I met a man in Florida who took 15 years to join the Church. But once he was in, he resolved to spend the rest of his life as a missionary. More than anything else, he liked to ask people questions about the gospel. He sold used cars, and one day an all-American football player asked him if he would sell him a small pickup truck. My friend said, “I’ll do that, but I want to ask you something far more important. What do you know about Moroni?”

“Moroni who?” the football player asked.

“I guess he doesn’t have a last name,” my friend said. He then persisted and taught the football player the gospel. Within a few weeks’ time the football player had joined the Church and has remained faithful ever since. My friend has brought close to one hundred people into the Church! To me he is a great hero and stands out as one of the best missionaries I have ever known.

I remember one time meeting a fine young married man who was not very large in stature. He was a professional jockey who had worked for some Latter-day Saint men who owned a large stable of fine racehorses. They taught him how to be a first-class jockey and chose him to ride a truly great horse that they owned. They also taught Johnny the gospel, and he joined the Church.

A year later, his bishop called him to go on a mission. Johnny said, “I can’t go. I’ve got to ride this special horse in the Kentucky Derby. I’m the only jockey who has ridden him.”

However, after some thought, Johnny went to his bosses and asked for their permission to go on a mission. They told him that they had a huge investment in him and couldn’t spare him to go on a mission because of the Derby and the other big races that were coming up. They were sure their horse would win the triple crown. However, neither of his Latter-day Saint bosses felt very good about their decision, so the next day they told him if he wanted to go on a mission, they wouldn’t stand in his way.
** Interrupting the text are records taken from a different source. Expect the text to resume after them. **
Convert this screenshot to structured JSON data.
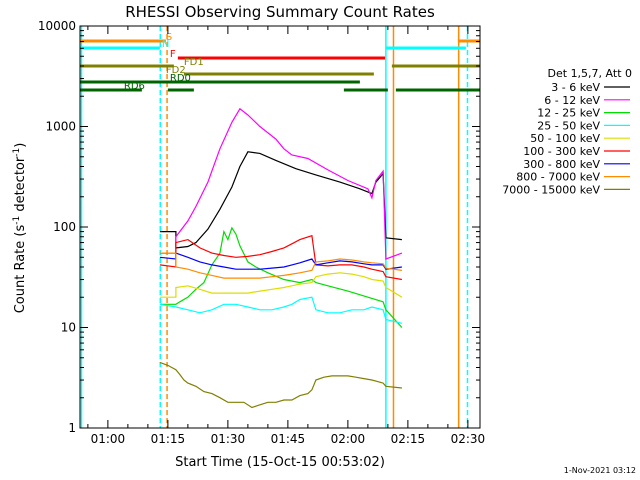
{
  "chart_data": {
    "type": "line",
    "title": "RHESSI Observing Summary Count Rates",
    "xlabel": "Start Time (15-Oct-15 00:53:02)",
    "ylabel_main": "Count Rate (s",
    "ylabel_sup1": "-1",
    "ylabel_mid": " detector",
    "ylabel_sup2": "-1",
    "ylabel_end": ")",
    "yscale": "log",
    "ylim": [
      1,
      10000
    ],
    "xlim_minutes": [
      53.03,
      153.03
    ],
    "x_ticks": [
      {
        "minutes": 60,
        "label": "01:00"
      },
      {
        "minutes": 75,
        "label": "01:15"
      },
      {
        "minutes": 90,
        "label": "01:30"
      },
      {
        "minutes": 105,
        "label": "01:45"
      },
      {
        "minutes": 120,
        "label": "02:00"
      },
      {
        "minutes": 135,
        "label": "02:15"
      },
      {
        "minutes": 150,
        "label": "02:30"
      }
    ],
    "y_ticks": [
      {
        "value": 1,
        "label": "1"
      },
      {
        "value": 10,
        "label": "10"
      },
      {
        "value": 100,
        "label": "100"
      },
      {
        "value": 1000,
        "label": "1000"
      },
      {
        "value": 10000,
        "label": "10000"
      }
    ],
    "legend_title": "Det 1,5,7, Att 0",
    "series": [
      {
        "name": "3 - 6 keV",
        "color": "#000000",
        "points": [
          [
            73,
            90
          ],
          [
            77,
            90
          ],
          [
            77,
            62
          ],
          [
            80,
            64
          ],
          [
            82,
            70
          ],
          [
            85,
            95
          ],
          [
            88,
            150
          ],
          [
            91,
            250
          ],
          [
            93,
            400
          ],
          [
            95,
            560
          ],
          [
            98,
            540
          ],
          [
            102,
            460
          ],
          [
            107,
            380
          ],
          [
            112,
            330
          ],
          [
            118,
            280
          ],
          [
            123,
            240
          ],
          [
            126,
            215
          ],
          [
            127,
            280
          ],
          [
            128.8,
            340
          ],
          [
            129.5,
            78
          ],
          [
            133.5,
            75
          ]
        ]
      },
      {
        "name": "6 - 12 keV",
        "color": "#ff00ff",
        "points": [
          [
            73,
            55
          ],
          [
            77,
            55
          ],
          [
            77,
            80
          ],
          [
            80,
            115
          ],
          [
            82,
            160
          ],
          [
            85,
            280
          ],
          [
            88,
            600
          ],
          [
            91,
            1100
          ],
          [
            93,
            1500
          ],
          [
            95,
            1300
          ],
          [
            98,
            1000
          ],
          [
            102,
            750
          ],
          [
            104,
            600
          ],
          [
            106,
            520
          ],
          [
            110,
            480
          ],
          [
            115,
            370
          ],
          [
            120,
            290
          ],
          [
            125,
            240
          ],
          [
            126,
            195
          ],
          [
            127,
            290
          ],
          [
            128.8,
            360
          ],
          [
            129.5,
            48
          ],
          [
            133.5,
            55
          ]
        ]
      },
      {
        "name": "12 - 25 keV",
        "color": "#00dd00",
        "points": [
          [
            73,
            17
          ],
          [
            77,
            17
          ],
          [
            78,
            18
          ],
          [
            80,
            20
          ],
          [
            82,
            24
          ],
          [
            84,
            28
          ],
          [
            86,
            42
          ],
          [
            88,
            55
          ],
          [
            89,
            90
          ],
          [
            90,
            75
          ],
          [
            91,
            98
          ],
          [
            92,
            85
          ],
          [
            93,
            65
          ],
          [
            95,
            45
          ],
          [
            97,
            40
          ],
          [
            100,
            35
          ],
          [
            104,
            30
          ],
          [
            108,
            28
          ],
          [
            111,
            30
          ],
          [
            112,
            28
          ],
          [
            115,
            26
          ],
          [
            120,
            23
          ],
          [
            125,
            20
          ],
          [
            128.8,
            18
          ],
          [
            129.5,
            15
          ],
          [
            133.5,
            10
          ]
        ]
      },
      {
        "name": "25 - 50 keV",
        "color": "#00ffff",
        "points": [
          [
            73,
            17
          ],
          [
            77,
            16
          ],
          [
            80,
            15
          ],
          [
            83,
            14
          ],
          [
            86,
            15
          ],
          [
            89,
            17
          ],
          [
            92,
            17
          ],
          [
            95,
            16
          ],
          [
            98,
            15
          ],
          [
            101,
            15
          ],
          [
            104,
            16
          ],
          [
            106,
            17
          ],
          [
            108,
            19
          ],
          [
            111,
            20
          ],
          [
            112,
            15
          ],
          [
            115,
            14
          ],
          [
            118,
            14
          ],
          [
            121,
            15
          ],
          [
            124,
            15
          ],
          [
            126,
            16
          ],
          [
            128.8,
            15
          ],
          [
            129.5,
            12
          ],
          [
            133.5,
            11
          ]
        ]
      },
      {
        "name": "50 - 100 keV",
        "color": "#dddd00",
        "points": [
          [
            73,
            20
          ],
          [
            77,
            20
          ],
          [
            77,
            25
          ],
          [
            80,
            26
          ],
          [
            83,
            24
          ],
          [
            86,
            22
          ],
          [
            89,
            22
          ],
          [
            92,
            22
          ],
          [
            95,
            22
          ],
          [
            98,
            23
          ],
          [
            101,
            24
          ],
          [
            104,
            25
          ],
          [
            106,
            26
          ],
          [
            108,
            27
          ],
          [
            111,
            28
          ],
          [
            112,
            32
          ],
          [
            115,
            34
          ],
          [
            118,
            35
          ],
          [
            121,
            34
          ],
          [
            124,
            32
          ],
          [
            126,
            30
          ],
          [
            128.8,
            29
          ],
          [
            129.5,
            25
          ],
          [
            133.5,
            20
          ]
        ]
      },
      {
        "name": "100 - 300 keV",
        "color": "#ff0000",
        "points": [
          [
            73,
            42
          ],
          [
            77,
            40
          ],
          [
            77,
            70
          ],
          [
            80,
            75
          ],
          [
            83,
            62
          ],
          [
            86,
            55
          ],
          [
            89,
            52
          ],
          [
            92,
            50
          ],
          [
            95,
            51
          ],
          [
            98,
            53
          ],
          [
            101,
            57
          ],
          [
            104,
            62
          ],
          [
            106,
            68
          ],
          [
            108,
            75
          ],
          [
            111,
            82
          ],
          [
            112,
            42
          ],
          [
            115,
            41
          ],
          [
            118,
            42
          ],
          [
            121,
            42
          ],
          [
            124,
            40
          ],
          [
            126,
            38
          ],
          [
            128.8,
            36
          ],
          [
            129.5,
            32
          ],
          [
            133.5,
            30
          ]
        ]
      },
      {
        "name": "300 - 800 keV",
        "color": "#0000ff",
        "points": [
          [
            73,
            50
          ],
          [
            77,
            48
          ],
          [
            77,
            55
          ],
          [
            80,
            50
          ],
          [
            83,
            45
          ],
          [
            86,
            42
          ],
          [
            89,
            40
          ],
          [
            92,
            38
          ],
          [
            95,
            38
          ],
          [
            98,
            38
          ],
          [
            101,
            39
          ],
          [
            104,
            40
          ],
          [
            106,
            42
          ],
          [
            108,
            44
          ],
          [
            111,
            48
          ],
          [
            112,
            42
          ],
          [
            115,
            44
          ],
          [
            118,
            46
          ],
          [
            121,
            45
          ],
          [
            124,
            43
          ],
          [
            126,
            42
          ],
          [
            128.8,
            42
          ],
          [
            129.5,
            38
          ],
          [
            133.5,
            40
          ]
        ]
      },
      {
        "name": "800 - 7000 keV",
        "color": "#ff8c00",
        "points": [
          [
            73,
            55
          ],
          [
            77,
            55
          ],
          [
            77,
            40
          ],
          [
            80,
            38
          ],
          [
            83,
            35
          ],
          [
            86,
            33
          ],
          [
            89,
            31
          ],
          [
            92,
            31
          ],
          [
            95,
            31
          ],
          [
            98,
            31
          ],
          [
            101,
            32
          ],
          [
            104,
            33
          ],
          [
            106,
            34
          ],
          [
            108,
            35
          ],
          [
            111,
            37
          ],
          [
            112,
            45
          ],
          [
            115,
            46
          ],
          [
            118,
            48
          ],
          [
            121,
            47
          ],
          [
            124,
            45
          ],
          [
            126,
            44
          ],
          [
            128.8,
            43
          ],
          [
            129.5,
            39
          ],
          [
            133.5,
            37
          ]
        ]
      },
      {
        "name": "7000 - 15000 keV",
        "color": "#808000",
        "points": [
          [
            73,
            4.5
          ],
          [
            75,
            4.2
          ],
          [
            77,
            3.8
          ],
          [
            78,
            3.4
          ],
          [
            79,
            3
          ],
          [
            80,
            2.8
          ],
          [
            82,
            2.6
          ],
          [
            84,
            2.3
          ],
          [
            86,
            2.2
          ],
          [
            88,
            2
          ],
          [
            90,
            1.8
          ],
          [
            92,
            1.8
          ],
          [
            94,
            1.8
          ],
          [
            96,
            1.6
          ],
          [
            98,
            1.7
          ],
          [
            100,
            1.8
          ],
          [
            102,
            1.8
          ],
          [
            104,
            1.9
          ],
          [
            106,
            1.9
          ],
          [
            108,
            2.1
          ],
          [
            110,
            2.2
          ],
          [
            111,
            2.4
          ],
          [
            112,
            3
          ],
          [
            114,
            3.2
          ],
          [
            116,
            3.3
          ],
          [
            118,
            3.3
          ],
          [
            120,
            3.3
          ],
          [
            122,
            3.2
          ],
          [
            124,
            3.1
          ],
          [
            126,
            3
          ],
          [
            128.8,
            2.8
          ],
          [
            129.5,
            2.6
          ],
          [
            133.5,
            2.5
          ]
        ]
      }
    ],
    "state_bars": [
      {
        "label": "S",
        "color": "#ff8c00",
        "label_at": 74.5,
        "segments": [
          [
            53.03,
            74.5
          ],
          [
            147.5,
            153.03
          ]
        ]
      },
      {
        "label": "N",
        "color": "#00ffff",
        "label_at": 73.5,
        "segments": [
          [
            53.03,
            73
          ],
          [
            129.5,
            149.5
          ]
        ]
      },
      {
        "label": "F",
        "color": "#ff0000",
        "label_at": 75.5,
        "segments": [
          [
            77.5,
            129.3
          ]
        ]
      },
      {
        "label": "FD1",
        "color": "#808000",
        "label_at": 79,
        "segments": [
          [
            53.03,
            76.5
          ],
          [
            131,
            153.03
          ]
        ]
      },
      {
        "label": "FD2",
        "color": "#808000",
        "label_at": 74.5,
        "segments": [
          [
            79,
            126.5
          ]
        ]
      },
      {
        "label": "RD0",
        "color": "#006400",
        "label_at": 75.5,
        "segments": [
          [
            53.03,
            123
          ]
        ]
      },
      {
        "label": "RD6",
        "color": "#006400",
        "label_at": 64,
        "segments": [
          [
            53.03,
            68.5
          ],
          [
            75,
            81.5
          ],
          [
            119,
            130
          ],
          [
            132,
            153.03
          ]
        ]
      }
    ],
    "vertical_markers": [
      {
        "minutes": 53.4,
        "color": "#00ffff",
        "style": "solid"
      },
      {
        "minutes": 73.1,
        "color": "#00ffff",
        "style": "dashed"
      },
      {
        "minutes": 74.8,
        "color": "#ff8c00",
        "style": "dashed"
      },
      {
        "minutes": 129.5,
        "color": "#00ffff",
        "style": "solid"
      },
      {
        "minutes": 131.4,
        "color": "#ff8c00",
        "style": "solid"
      },
      {
        "minutes": 147.7,
        "color": "#ff8c00",
        "style": "solid"
      },
      {
        "minutes": 149.9,
        "color": "#00ffff",
        "style": "dashed"
      }
    ],
    "footer_date": "1-Nov-2021 03:12"
  }
}
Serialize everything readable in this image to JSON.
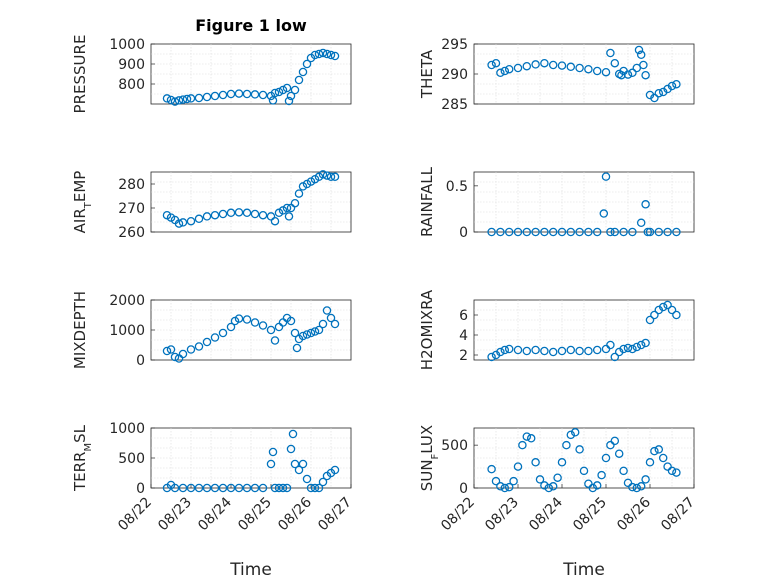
{
  "figure_title": "Figure 1 low",
  "chart_data": [
    {
      "type": "scatter",
      "title": "Figure 1 low",
      "ylabel": [
        "PRESSURE"
      ],
      "xlabel": "",
      "ylim": [
        700,
        1000
      ],
      "yticks": [
        800,
        900,
        1000
      ],
      "ytick_labels": [
        "800",
        "900",
        "1000"
      ],
      "xlim": [
        0,
        5
      ],
      "grid": true,
      "color": "#0072BD",
      "x": [
        0.4,
        0.5,
        0.6,
        0.7,
        0.8,
        0.9,
        1.0,
        1.2,
        1.4,
        1.6,
        1.8,
        2.0,
        2.2,
        2.4,
        2.6,
        2.8,
        3.0,
        3.05,
        3.1,
        3.2,
        3.3,
        3.4,
        3.45,
        3.5,
        3.6,
        3.7,
        3.8,
        3.9,
        4.0,
        4.1,
        4.2,
        4.3,
        4.4,
        4.5,
        4.6
      ],
      "y": [
        728,
        720,
        712,
        718,
        722,
        725,
        728,
        730,
        735,
        740,
        745,
        750,
        752,
        750,
        748,
        745,
        740,
        718,
        755,
        760,
        770,
        780,
        715,
        740,
        770,
        820,
        860,
        900,
        930,
        945,
        950,
        955,
        950,
        945,
        940
      ]
    },
    {
      "type": "scatter",
      "ylabel": [
        "THETA"
      ],
      "xlabel": "",
      "ylim": [
        285,
        295
      ],
      "yticks": [
        285,
        290,
        295
      ],
      "ytick_labels": [
        "285",
        "290",
        "295"
      ],
      "xlim": [
        0,
        5
      ],
      "grid": true,
      "color": "#0072BD",
      "x": [
        0.4,
        0.5,
        0.6,
        0.7,
        0.8,
        1.0,
        1.2,
        1.4,
        1.6,
        1.8,
        2.0,
        2.2,
        2.4,
        2.6,
        2.8,
        3.0,
        3.1,
        3.2,
        3.3,
        3.35,
        3.4,
        3.5,
        3.6,
        3.7,
        3.75,
        3.8,
        3.85,
        3.9,
        4.0,
        4.1,
        4.2,
        4.3,
        4.4,
        4.5,
        4.6
      ],
      "y": [
        291.5,
        291.8,
        290.2,
        290.5,
        290.8,
        291.0,
        291.3,
        291.6,
        291.8,
        291.5,
        291.4,
        291.2,
        291.0,
        290.8,
        290.5,
        290.3,
        293.5,
        291.8,
        290.0,
        289.8,
        290.5,
        289.9,
        290.2,
        291.0,
        294.0,
        293.2,
        291.5,
        289.8,
        286.5,
        286.0,
        286.8,
        287.0,
        287.5,
        288.0,
        288.3
      ]
    },
    {
      "type": "scatter",
      "ylabel": [
        "AIR",
        "T",
        "EMP"
      ],
      "xlabel": "",
      "ylim": [
        260,
        285
      ],
      "yticks": [
        260,
        270,
        280
      ],
      "ytick_labels": [
        "260",
        "270",
        "280"
      ],
      "xlim": [
        0,
        5
      ],
      "grid": true,
      "color": "#0072BD",
      "x": [
        0.4,
        0.5,
        0.6,
        0.7,
        0.8,
        1.0,
        1.2,
        1.4,
        1.6,
        1.8,
        2.0,
        2.2,
        2.4,
        2.6,
        2.8,
        3.0,
        3.1,
        3.2,
        3.3,
        3.4,
        3.45,
        3.5,
        3.6,
        3.7,
        3.8,
        3.9,
        4.0,
        4.1,
        4.2,
        4.3,
        4.4,
        4.5,
        4.6
      ],
      "y": [
        267,
        266,
        265,
        263.5,
        264,
        264.5,
        265.5,
        266.5,
        267,
        267.5,
        268,
        268.2,
        268,
        267.5,
        267,
        266.5,
        264.5,
        268,
        269,
        270,
        266.5,
        270,
        272,
        276,
        279,
        280,
        281,
        282,
        283,
        284,
        283.5,
        283,
        283
      ]
    },
    {
      "type": "scatter",
      "ylabel": [
        "RAINFALL"
      ],
      "xlabel": "",
      "ylim": [
        0,
        0.65
      ],
      "yticks": [
        0,
        0.5
      ],
      "ytick_labels": [
        "0",
        "0.5"
      ],
      "xlim": [
        0,
        5
      ],
      "grid": true,
      "color": "#0072BD",
      "x": [
        0.4,
        0.6,
        0.8,
        1.0,
        1.2,
        1.4,
        1.6,
        1.8,
        2.0,
        2.2,
        2.4,
        2.6,
        2.8,
        2.95,
        3.0,
        3.1,
        3.2,
        3.4,
        3.6,
        3.8,
        3.9,
        3.95,
        4.0,
        4.2,
        4.4,
        4.6
      ],
      "y": [
        0,
        0,
        0,
        0,
        0,
        0,
        0,
        0,
        0,
        0,
        0,
        0,
        0,
        0.2,
        0.6,
        0,
        0,
        0,
        0,
        0.1,
        0.3,
        0,
        0,
        0,
        0,
        0
      ]
    },
    {
      "type": "scatter",
      "ylabel": [
        "MIXDEPTH"
      ],
      "xlabel": "",
      "ylim": [
        0,
        2000
      ],
      "yticks": [
        0,
        1000,
        2000
      ],
      "ytick_labels": [
        "0",
        "1000",
        "2000"
      ],
      "xlim": [
        0,
        5
      ],
      "grid": true,
      "color": "#0072BD",
      "x": [
        0.4,
        0.5,
        0.6,
        0.7,
        0.8,
        1.0,
        1.2,
        1.4,
        1.6,
        1.8,
        2.0,
        2.1,
        2.2,
        2.4,
        2.6,
        2.8,
        3.0,
        3.1,
        3.2,
        3.3,
        3.4,
        3.5,
        3.6,
        3.65,
        3.7,
        3.8,
        3.9,
        4.0,
        4.1,
        4.2,
        4.3,
        4.4,
        4.5,
        4.6
      ],
      "y": [
        300,
        350,
        100,
        50,
        200,
        350,
        450,
        600,
        750,
        900,
        1100,
        1300,
        1380,
        1350,
        1250,
        1150,
        1000,
        650,
        1100,
        1250,
        1400,
        1300,
        900,
        400,
        700,
        800,
        850,
        900,
        950,
        1000,
        1200,
        1650,
        1400,
        1200
      ]
    },
    {
      "type": "scatter",
      "ylabel": [
        "H2OMIXRA"
      ],
      "xlabel": "",
      "ylim": [
        1.5,
        7.5
      ],
      "yticks": [
        2,
        4,
        6
      ],
      "ytick_labels": [
        "2",
        "4",
        "6"
      ],
      "xlim": [
        0,
        5
      ],
      "grid": true,
      "color": "#0072BD",
      "x": [
        0.4,
        0.5,
        0.6,
        0.7,
        0.8,
        1.0,
        1.2,
        1.4,
        1.6,
        1.8,
        2.0,
        2.2,
        2.4,
        2.6,
        2.8,
        3.0,
        3.1,
        3.2,
        3.3,
        3.4,
        3.5,
        3.6,
        3.7,
        3.8,
        3.9,
        4.0,
        4.1,
        4.2,
        4.3,
        4.4,
        4.5,
        4.6
      ],
      "y": [
        1.8,
        2.0,
        2.3,
        2.5,
        2.6,
        2.5,
        2.4,
        2.5,
        2.4,
        2.3,
        2.4,
        2.5,
        2.4,
        2.4,
        2.5,
        2.6,
        3.0,
        1.8,
        2.3,
        2.6,
        2.7,
        2.6,
        2.8,
        3.0,
        3.2,
        5.5,
        6.0,
        6.5,
        6.8,
        7.0,
        6.5,
        6.0
      ]
    },
    {
      "type": "scatter",
      "ylabel": [
        "TERR",
        "M",
        "SL"
      ],
      "xlabel": "Time",
      "ylim": [
        0,
        1000
      ],
      "yticks": [
        0,
        500,
        1000
      ],
      "ytick_labels": [
        "0",
        "500",
        "1000"
      ],
      "xlim": [
        0,
        5
      ],
      "xticks": [
        0,
        1,
        2,
        3,
        4,
        5
      ],
      "xtick_labels": [
        "08/22",
        "08/23",
        "08/24",
        "08/25",
        "08/26",
        "08/27"
      ],
      "grid": true,
      "color": "#0072BD",
      "x": [
        0.4,
        0.5,
        0.6,
        0.8,
        1.0,
        1.2,
        1.4,
        1.6,
        1.8,
        2.0,
        2.2,
        2.4,
        2.6,
        2.8,
        3.0,
        3.05,
        3.1,
        3.2,
        3.3,
        3.4,
        3.5,
        3.55,
        3.6,
        3.7,
        3.8,
        3.9,
        4.0,
        4.1,
        4.2,
        4.3,
        4.4,
        4.5,
        4.6
      ],
      "y": [
        0,
        50,
        0,
        0,
        0,
        0,
        0,
        0,
        0,
        0,
        0,
        0,
        0,
        0,
        400,
        600,
        0,
        0,
        0,
        0,
        650,
        900,
        400,
        300,
        400,
        150,
        0,
        0,
        0,
        100,
        200,
        250,
        300
      ]
    },
    {
      "type": "scatter",
      "ylabel": [
        "SUN",
        "F",
        "LUX"
      ],
      "xlabel": "Time",
      "ylim": [
        0,
        700
      ],
      "yticks": [
        0,
        500
      ],
      "ytick_labels": [
        "0",
        "500"
      ],
      "xlim": [
        0,
        5
      ],
      "xticks": [
        0,
        1,
        2,
        3,
        4,
        5
      ],
      "xtick_labels": [
        "08/22",
        "08/23",
        "08/24",
        "08/25",
        "08/26",
        "08/27"
      ],
      "grid": true,
      "color": "#0072BD",
      "x": [
        0.4,
        0.5,
        0.6,
        0.7,
        0.8,
        0.9,
        1.0,
        1.1,
        1.2,
        1.3,
        1.4,
        1.5,
        1.6,
        1.7,
        1.8,
        1.9,
        2.0,
        2.1,
        2.2,
        2.3,
        2.4,
        2.5,
        2.6,
        2.7,
        2.8,
        2.9,
        3.0,
        3.1,
        3.2,
        3.3,
        3.4,
        3.5,
        3.6,
        3.7,
        3.8,
        3.9,
        4.0,
        4.1,
        4.2,
        4.3,
        4.4,
        4.5,
        4.6
      ],
      "y": [
        220,
        80,
        20,
        0,
        10,
        80,
        250,
        500,
        600,
        580,
        300,
        100,
        30,
        0,
        20,
        120,
        300,
        500,
        620,
        650,
        450,
        200,
        50,
        0,
        30,
        150,
        350,
        500,
        550,
        400,
        200,
        60,
        10,
        0,
        20,
        100,
        300,
        430,
        450,
        350,
        250,
        200,
        180
      ]
    }
  ]
}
He went on his mission, and on the day of the Kentucky Derby, he went tracting in Canada while the horse he would have ridden won. It went on to win the triple crown. The other jockey earned over $200,000 while this fine young man taught the people of Canada the gospel. To me he is an outstanding hero.

Yes, there are heroes all about you. It is possible that your Laurel teacher or your priests quorum adviser or your Scoutmaster are heroes just as fine as any living on this earth. What about your seminary teacher, your bishop, your mother, or your father?

I think heroes are everywhere in our Church. They stand out in a world of sin and unrighteousness. May God bless us to recognize them and follow their fine examples. Even more than that, may he help us to become heroes to others as we serve him.